ともあれ、清水さんのSNSに反応して集まった女性は9人。清水さんの知人で、かつ平日開催ということもあって、会社社長、企業広報、ニュースキャスター、声優、魔女(?)と、そうそうたるメンバーではある。みなさん、プログラミングの経験はあまりないそう。


ちなみに、会場は『秋葉原プログラミング教室』( https://www.akiba-programming-school.com/ )。ここの設立にも清水さんは携わっている。

しかし、この人たちが本当に1時間もしたら、Pythonでプログラミングしていたのには驚いた。そして4時間のハッカソンの間に、3人ずつのグループに分かれて、それぞれ3本のサービスを(ほぼ)完成させるまでになっていたのだ。『プログラミング教室』ならともかく、プログラム経験のない女性を集めて『ハッカソン』になっていたのだから、本当にびっくりだ。

その方法を筆者の理解できる範囲でご説明しよう。

まず、メッセンジャーでリンクが送られてきて、それを開いてColab(Google Colaboratory)にある、清水さんが書いた『AIビギナーハッカソン用ノートブック』に(各自のGoogleアカウントで)入る。

ColabというのはGoogleの提供する無料のクラウドベース開発環境で、主にPythonのプログラミングに使われる。この環境で、清水さんの書いた説明と、サンプルプログラムが全部読める。サンプルプログラムの横の実行ボタンを押すと実行されるし、一部を改編して動作させることもできる。
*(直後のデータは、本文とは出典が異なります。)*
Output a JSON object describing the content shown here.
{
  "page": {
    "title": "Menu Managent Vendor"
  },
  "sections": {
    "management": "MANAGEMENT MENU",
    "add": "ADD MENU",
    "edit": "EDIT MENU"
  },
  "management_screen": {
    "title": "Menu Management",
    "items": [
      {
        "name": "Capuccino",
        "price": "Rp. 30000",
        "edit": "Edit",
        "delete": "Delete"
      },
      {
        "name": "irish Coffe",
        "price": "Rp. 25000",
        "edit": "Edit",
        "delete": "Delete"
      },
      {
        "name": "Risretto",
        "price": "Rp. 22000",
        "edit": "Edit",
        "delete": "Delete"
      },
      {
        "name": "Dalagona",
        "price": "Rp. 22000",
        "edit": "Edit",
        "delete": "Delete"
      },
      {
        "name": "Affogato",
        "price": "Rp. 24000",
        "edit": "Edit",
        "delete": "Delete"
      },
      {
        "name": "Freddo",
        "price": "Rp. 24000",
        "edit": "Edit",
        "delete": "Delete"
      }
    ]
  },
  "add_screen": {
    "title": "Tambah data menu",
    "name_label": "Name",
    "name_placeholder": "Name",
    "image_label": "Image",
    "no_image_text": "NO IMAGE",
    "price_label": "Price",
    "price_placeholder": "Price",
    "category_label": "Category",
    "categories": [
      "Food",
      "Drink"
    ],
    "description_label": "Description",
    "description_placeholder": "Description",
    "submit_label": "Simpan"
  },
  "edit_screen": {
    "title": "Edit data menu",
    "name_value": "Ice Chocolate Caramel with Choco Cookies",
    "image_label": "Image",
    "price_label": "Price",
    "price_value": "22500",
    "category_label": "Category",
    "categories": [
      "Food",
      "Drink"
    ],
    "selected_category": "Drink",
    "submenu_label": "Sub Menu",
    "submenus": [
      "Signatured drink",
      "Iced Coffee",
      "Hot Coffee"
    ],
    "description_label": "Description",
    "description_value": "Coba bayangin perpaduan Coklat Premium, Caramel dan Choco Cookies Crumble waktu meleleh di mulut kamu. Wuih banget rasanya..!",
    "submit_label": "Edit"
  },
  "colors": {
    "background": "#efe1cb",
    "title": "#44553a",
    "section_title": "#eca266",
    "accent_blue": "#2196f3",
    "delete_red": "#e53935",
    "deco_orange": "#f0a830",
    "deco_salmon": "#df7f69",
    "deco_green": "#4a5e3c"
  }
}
Colab(Google Colaboratory)

https://colab.research.google.com/

まず最初に初期化のプログラムがあり、それを実行すると、Swallow-llama3.1-70Bをさくらインターネットから貸与されているGPUサーバーで起動。このAIの部分は本来GhatGPTでもいいらしいのだが、同じ場所から複数のアクセスがあるとChatGPTが遮断する仕組みになってるらしく、やむなくこういう仕組みにしているのだそうだ。
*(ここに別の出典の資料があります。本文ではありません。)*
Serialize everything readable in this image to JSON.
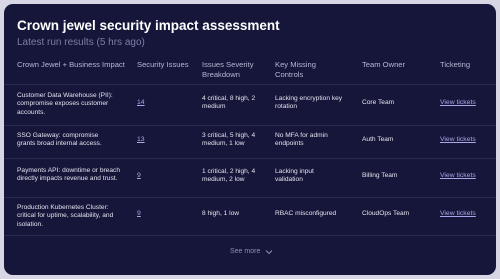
{
  "header": {
    "title": "Crown jewel security impact assessment",
    "subtitle": "Latest run results (5 hrs ago)"
  },
  "table": {
    "columns": [
      "Crown Jewel + Business Impact",
      "Security Issues",
      "Issues Severity Breakdown",
      "Key Missing Controls",
      "Team Owner",
      "Ticketing"
    ],
    "rows": [
      {
        "impact": "Customer Data Warehouse (PII): compromise exposes customer accounts.",
        "issues": "14",
        "severity": "4 critical, 8 high, 2 medium",
        "controls": "Lacking encryption key rotation",
        "owner": "Core Team",
        "ticket": "View tickets"
      },
      {
        "impact": "SSO Gateway: compromise grants broad internal access.",
        "issues": "13",
        "severity": "3 critical, 5 high, 4 medium, 1 low",
        "controls": "No MFA for admin endpoints",
        "owner": "Auth Team",
        "ticket": "View tickets"
      },
      {
        "impact": "Payments API: downtime or breach directly impacts revenue and trust.",
        "issues": "9",
        "severity": "1 critical, 2 high, 4 medium, 2 low",
        "controls": "Lacking input validation",
        "owner": "Billing Team",
        "ticket": "View tickets"
      },
      {
        "impact": "Production Kubernetes Cluster: critical for uptime, scalability, and isolation.",
        "issues": "9",
        "severity": "8 high, 1 low",
        "controls": "RBAC misconfigured",
        "owner": "CloudOps Team",
        "ticket": "View tickets"
      }
    ]
  },
  "footer": {
    "see_more": "See more"
  },
  "colors": {
    "card_background": "#16163a",
    "page_background": "#d8d6e4",
    "link": "#a7a8e8",
    "muted": "#7d7da6"
  },
  "icons": {
    "see_more": "chevron-down-icon"
  }
}
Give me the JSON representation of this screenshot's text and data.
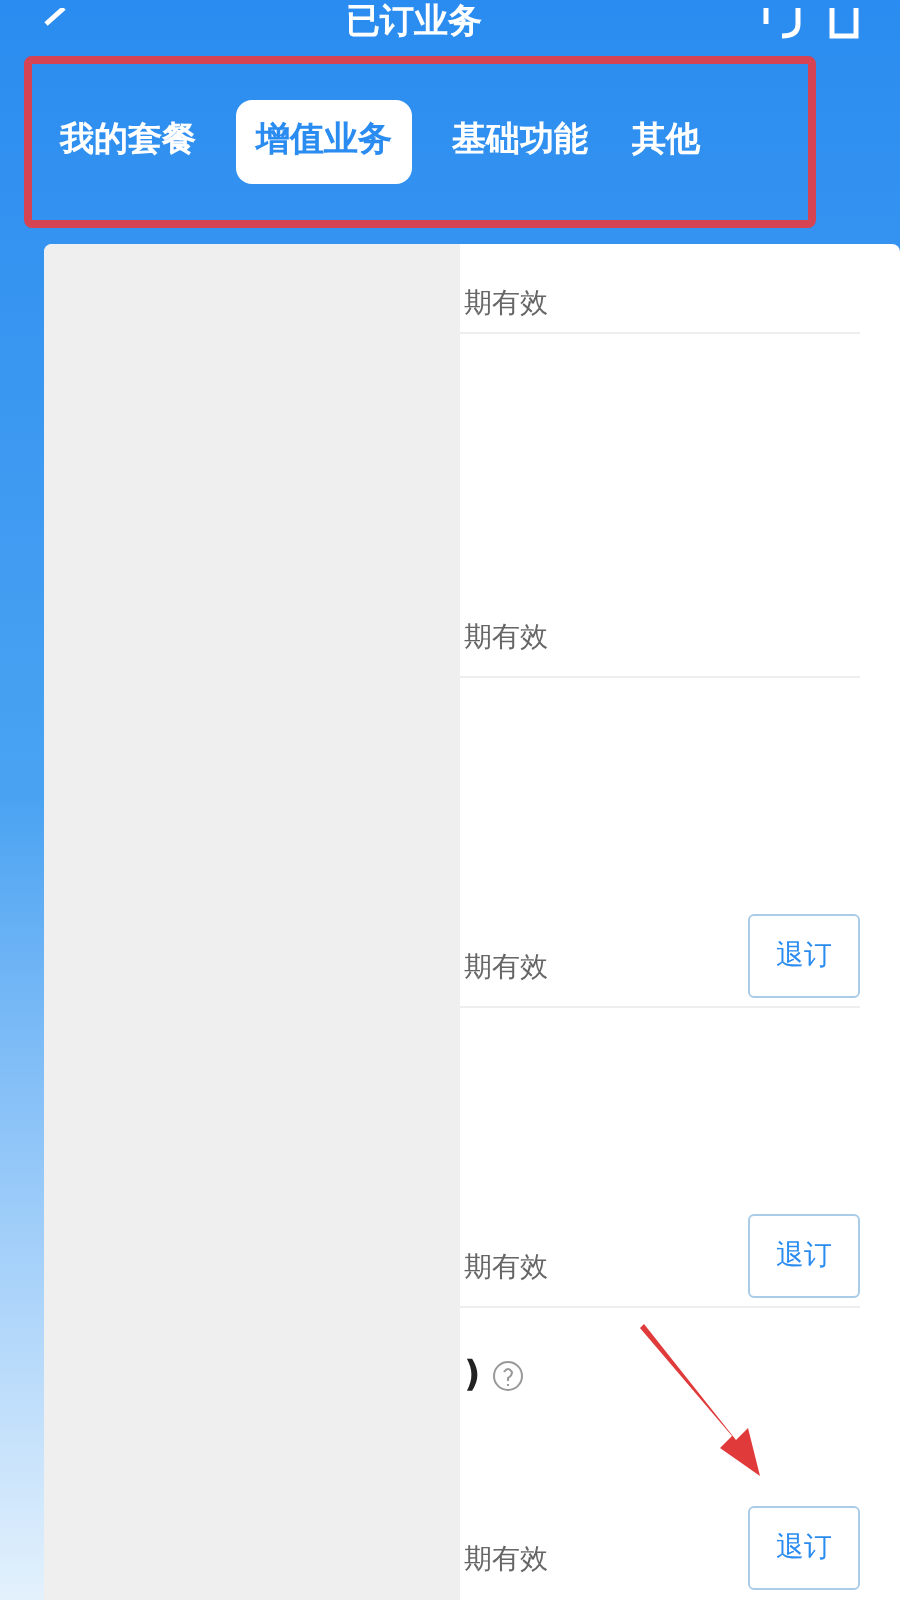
{
  "header": {
    "title": "已订业务"
  },
  "tabs": [
    {
      "label": "我的套餐",
      "selected": false
    },
    {
      "label": "增值业务",
      "selected": true
    },
    {
      "label": "基础功能",
      "selected": false
    },
    {
      "label": "其他",
      "selected": false
    }
  ],
  "rows": [
    {
      "validity": "期有效"
    },
    {
      "validity": "期有效"
    },
    {
      "validity": "期有效",
      "action": "退订"
    },
    {
      "validity": "期有效",
      "action": "退订"
    },
    {
      "title": ")",
      "help": true,
      "validity": "期有效",
      "action": "退订"
    }
  ]
}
基本的なAIの使い方として、Pythonのプログラム内でのプロンプトの入力の仕方が説明され、次にPythonが基本中の基本から説明される。なにしろ、Colabに書いてるから、実行ボタンを押すだけで使える。自分で一部を書き換えるのも簡単。まったく、昔、BASICマガジンに掲載されてるプログラムをポチポチ入力して、どこかが間違えていて動かなかった……という経験はなんだったんだ! と思わざるを得ないスピード感だ。

そうやって、サンプルプログラムを使いながら、変数、リスト、制御構造、ユーザーからの入力を受け付ける、ランダム(乱数)を使う、関数を作る、関数を使って、インチキな占いを作る、AIの使い方……というところまで1時間。いや、前半にヨタ話(もちろん、緊張をほぐすための清水さん流の配慮だ)があったから、実際の時間は30分ぐらいだったように思う。